Dans ses compositions religieuses, Léonard, — qui oserait soutenir le contraire! — aimait à tourner quelque peu autour du sujet : la Vierge aux rochers, la Sainte Anne, l’Adoration des mages, le Saint Jean-Baptiste, étonnent et charment au suprême degré ; ils ne provoquent pas au même point l’édification. Dans la Cène, au contraire, le maître a attaqué le problème de front, sans ambages, sans subterfuges, résolu à se renfermer strictement dans la donnée des Évangiles et à demander au sujet tout ce que celui-ci pouvait donner.

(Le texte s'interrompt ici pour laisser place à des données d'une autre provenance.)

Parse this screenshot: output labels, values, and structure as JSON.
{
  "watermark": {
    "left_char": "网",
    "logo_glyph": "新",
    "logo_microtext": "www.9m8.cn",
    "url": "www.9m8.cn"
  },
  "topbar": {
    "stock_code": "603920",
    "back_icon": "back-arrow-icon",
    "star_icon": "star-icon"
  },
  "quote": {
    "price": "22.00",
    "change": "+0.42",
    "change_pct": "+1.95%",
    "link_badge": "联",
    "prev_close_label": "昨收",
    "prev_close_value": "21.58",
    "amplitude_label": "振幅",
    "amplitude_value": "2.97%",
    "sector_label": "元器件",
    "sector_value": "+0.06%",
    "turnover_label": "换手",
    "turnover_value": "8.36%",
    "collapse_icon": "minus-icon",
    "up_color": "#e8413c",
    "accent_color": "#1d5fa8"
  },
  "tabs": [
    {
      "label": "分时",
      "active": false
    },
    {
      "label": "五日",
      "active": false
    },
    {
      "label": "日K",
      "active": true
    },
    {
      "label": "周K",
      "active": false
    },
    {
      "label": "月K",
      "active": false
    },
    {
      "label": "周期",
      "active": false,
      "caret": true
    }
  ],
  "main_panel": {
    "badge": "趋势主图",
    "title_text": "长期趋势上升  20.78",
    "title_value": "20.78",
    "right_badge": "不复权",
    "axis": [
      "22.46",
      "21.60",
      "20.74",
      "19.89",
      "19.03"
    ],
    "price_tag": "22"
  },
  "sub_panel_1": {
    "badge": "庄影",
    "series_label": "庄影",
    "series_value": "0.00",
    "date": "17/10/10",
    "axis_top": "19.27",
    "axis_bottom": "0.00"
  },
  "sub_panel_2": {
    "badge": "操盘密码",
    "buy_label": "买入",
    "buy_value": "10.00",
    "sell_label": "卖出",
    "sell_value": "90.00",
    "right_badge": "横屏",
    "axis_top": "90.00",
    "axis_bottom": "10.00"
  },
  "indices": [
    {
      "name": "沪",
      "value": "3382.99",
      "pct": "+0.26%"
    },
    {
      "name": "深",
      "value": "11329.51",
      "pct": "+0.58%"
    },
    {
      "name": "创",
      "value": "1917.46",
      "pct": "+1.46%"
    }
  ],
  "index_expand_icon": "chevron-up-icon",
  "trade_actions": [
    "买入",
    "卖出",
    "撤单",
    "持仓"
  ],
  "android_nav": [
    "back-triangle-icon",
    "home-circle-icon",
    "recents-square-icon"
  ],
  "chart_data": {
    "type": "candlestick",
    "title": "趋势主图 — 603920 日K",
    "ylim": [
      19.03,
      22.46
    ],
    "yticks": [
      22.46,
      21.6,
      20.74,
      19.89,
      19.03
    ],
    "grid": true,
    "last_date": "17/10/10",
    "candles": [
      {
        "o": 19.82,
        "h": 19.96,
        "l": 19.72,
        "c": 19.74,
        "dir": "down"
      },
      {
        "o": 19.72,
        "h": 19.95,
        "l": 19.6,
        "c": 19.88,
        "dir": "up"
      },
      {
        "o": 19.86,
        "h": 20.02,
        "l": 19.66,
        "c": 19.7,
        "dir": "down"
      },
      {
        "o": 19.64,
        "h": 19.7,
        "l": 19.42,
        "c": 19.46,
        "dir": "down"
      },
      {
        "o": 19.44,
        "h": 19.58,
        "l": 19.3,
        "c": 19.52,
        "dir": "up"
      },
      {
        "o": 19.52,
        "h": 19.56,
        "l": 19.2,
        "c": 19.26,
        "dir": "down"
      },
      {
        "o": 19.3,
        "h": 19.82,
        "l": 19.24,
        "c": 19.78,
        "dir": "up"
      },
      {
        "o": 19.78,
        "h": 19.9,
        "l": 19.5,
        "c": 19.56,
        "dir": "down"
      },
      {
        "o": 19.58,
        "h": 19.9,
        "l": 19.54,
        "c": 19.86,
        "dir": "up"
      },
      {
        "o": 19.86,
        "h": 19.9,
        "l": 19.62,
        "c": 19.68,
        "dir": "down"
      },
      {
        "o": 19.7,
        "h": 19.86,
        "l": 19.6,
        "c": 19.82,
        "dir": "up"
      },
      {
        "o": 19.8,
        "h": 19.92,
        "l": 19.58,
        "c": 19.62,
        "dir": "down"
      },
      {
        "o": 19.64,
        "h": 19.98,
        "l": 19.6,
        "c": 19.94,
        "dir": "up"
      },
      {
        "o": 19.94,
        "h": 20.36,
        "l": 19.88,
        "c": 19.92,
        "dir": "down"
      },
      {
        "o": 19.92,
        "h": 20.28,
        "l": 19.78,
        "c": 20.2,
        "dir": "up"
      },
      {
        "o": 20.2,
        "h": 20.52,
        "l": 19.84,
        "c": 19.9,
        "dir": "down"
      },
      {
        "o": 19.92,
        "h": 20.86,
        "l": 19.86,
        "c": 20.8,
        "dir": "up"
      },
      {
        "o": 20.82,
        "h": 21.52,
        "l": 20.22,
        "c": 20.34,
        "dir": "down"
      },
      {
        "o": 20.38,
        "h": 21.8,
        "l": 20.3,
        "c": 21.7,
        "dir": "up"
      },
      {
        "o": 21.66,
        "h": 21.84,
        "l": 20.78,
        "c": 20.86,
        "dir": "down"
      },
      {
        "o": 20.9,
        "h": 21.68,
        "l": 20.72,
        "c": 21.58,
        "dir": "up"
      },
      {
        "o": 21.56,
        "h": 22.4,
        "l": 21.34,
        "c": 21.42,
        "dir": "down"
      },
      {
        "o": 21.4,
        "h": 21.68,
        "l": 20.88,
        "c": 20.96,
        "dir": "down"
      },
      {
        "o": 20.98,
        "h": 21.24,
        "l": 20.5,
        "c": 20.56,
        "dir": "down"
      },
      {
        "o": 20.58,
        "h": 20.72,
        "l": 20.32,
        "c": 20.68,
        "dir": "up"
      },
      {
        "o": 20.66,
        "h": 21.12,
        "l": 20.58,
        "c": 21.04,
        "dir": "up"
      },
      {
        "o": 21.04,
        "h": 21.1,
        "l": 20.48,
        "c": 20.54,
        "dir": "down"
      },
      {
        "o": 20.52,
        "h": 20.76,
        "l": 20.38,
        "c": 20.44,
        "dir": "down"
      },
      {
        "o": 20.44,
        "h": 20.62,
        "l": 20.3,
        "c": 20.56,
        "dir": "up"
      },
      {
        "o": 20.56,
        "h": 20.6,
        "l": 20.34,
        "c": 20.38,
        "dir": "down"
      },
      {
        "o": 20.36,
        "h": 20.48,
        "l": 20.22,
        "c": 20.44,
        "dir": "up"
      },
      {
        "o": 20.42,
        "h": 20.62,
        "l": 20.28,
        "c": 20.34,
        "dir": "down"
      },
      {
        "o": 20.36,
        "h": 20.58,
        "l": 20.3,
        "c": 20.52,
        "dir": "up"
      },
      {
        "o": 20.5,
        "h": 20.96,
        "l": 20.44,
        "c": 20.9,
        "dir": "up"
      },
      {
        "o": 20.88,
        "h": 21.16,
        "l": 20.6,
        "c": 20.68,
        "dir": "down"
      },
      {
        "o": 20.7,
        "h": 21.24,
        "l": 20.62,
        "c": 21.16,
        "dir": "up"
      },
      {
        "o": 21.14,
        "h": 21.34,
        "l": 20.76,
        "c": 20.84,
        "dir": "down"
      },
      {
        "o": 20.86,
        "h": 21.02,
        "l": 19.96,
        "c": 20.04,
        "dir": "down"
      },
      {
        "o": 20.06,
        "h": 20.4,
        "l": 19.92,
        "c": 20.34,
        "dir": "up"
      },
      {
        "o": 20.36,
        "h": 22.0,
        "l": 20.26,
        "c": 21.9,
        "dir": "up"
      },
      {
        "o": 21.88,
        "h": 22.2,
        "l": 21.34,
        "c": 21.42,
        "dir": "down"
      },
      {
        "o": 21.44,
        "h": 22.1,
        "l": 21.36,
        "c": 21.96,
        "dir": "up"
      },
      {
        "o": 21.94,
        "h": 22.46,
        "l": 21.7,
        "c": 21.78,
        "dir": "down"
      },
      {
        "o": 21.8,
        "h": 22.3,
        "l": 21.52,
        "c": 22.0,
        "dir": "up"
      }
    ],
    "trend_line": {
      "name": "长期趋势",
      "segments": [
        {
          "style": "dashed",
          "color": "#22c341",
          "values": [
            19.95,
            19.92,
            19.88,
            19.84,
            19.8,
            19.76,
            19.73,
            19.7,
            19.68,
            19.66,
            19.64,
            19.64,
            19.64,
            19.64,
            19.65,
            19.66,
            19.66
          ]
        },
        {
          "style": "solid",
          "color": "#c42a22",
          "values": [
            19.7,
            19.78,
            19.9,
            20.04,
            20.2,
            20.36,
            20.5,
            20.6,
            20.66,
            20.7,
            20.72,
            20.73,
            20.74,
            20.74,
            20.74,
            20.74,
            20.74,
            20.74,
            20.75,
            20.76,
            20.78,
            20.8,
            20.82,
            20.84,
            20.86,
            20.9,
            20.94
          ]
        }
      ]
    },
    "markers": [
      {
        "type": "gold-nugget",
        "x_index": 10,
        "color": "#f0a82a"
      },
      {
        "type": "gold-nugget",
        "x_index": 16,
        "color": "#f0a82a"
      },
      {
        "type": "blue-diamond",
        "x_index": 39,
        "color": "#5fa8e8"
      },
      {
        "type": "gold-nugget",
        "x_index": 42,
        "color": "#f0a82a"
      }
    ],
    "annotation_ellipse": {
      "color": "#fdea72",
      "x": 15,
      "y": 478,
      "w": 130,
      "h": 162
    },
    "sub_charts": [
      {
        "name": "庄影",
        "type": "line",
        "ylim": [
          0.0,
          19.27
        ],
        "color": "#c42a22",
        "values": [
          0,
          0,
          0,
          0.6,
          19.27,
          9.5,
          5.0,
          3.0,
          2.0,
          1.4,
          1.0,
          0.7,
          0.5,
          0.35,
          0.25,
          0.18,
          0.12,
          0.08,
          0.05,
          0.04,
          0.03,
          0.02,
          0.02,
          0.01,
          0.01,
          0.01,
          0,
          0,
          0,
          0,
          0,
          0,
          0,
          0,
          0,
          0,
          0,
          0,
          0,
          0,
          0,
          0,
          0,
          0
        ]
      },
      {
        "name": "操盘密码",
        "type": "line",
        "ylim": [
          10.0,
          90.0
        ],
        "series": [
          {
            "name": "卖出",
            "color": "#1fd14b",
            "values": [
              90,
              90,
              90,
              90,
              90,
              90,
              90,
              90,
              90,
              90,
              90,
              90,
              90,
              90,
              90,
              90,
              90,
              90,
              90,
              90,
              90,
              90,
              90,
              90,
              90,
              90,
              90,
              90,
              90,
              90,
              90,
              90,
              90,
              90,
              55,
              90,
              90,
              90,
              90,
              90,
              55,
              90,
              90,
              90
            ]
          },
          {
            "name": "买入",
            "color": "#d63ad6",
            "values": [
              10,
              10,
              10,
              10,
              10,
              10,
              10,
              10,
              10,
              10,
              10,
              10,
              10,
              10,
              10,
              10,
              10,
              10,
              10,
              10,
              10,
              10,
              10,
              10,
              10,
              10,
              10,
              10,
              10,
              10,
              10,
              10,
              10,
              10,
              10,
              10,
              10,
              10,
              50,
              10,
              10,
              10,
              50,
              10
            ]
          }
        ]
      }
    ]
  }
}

Aussi la peinture de Sainte-Marie des Grâces peut-elle passer, avec les cartons de tapisseries de Raphaël, pour l’œuvre qui respire le plus pur esprit évangélique, une œuvre devant laquelle les croyans de toutes les confessions aiment également à se recueillir, dans l’admiration de laquelle ils viennent également retremper leur foi.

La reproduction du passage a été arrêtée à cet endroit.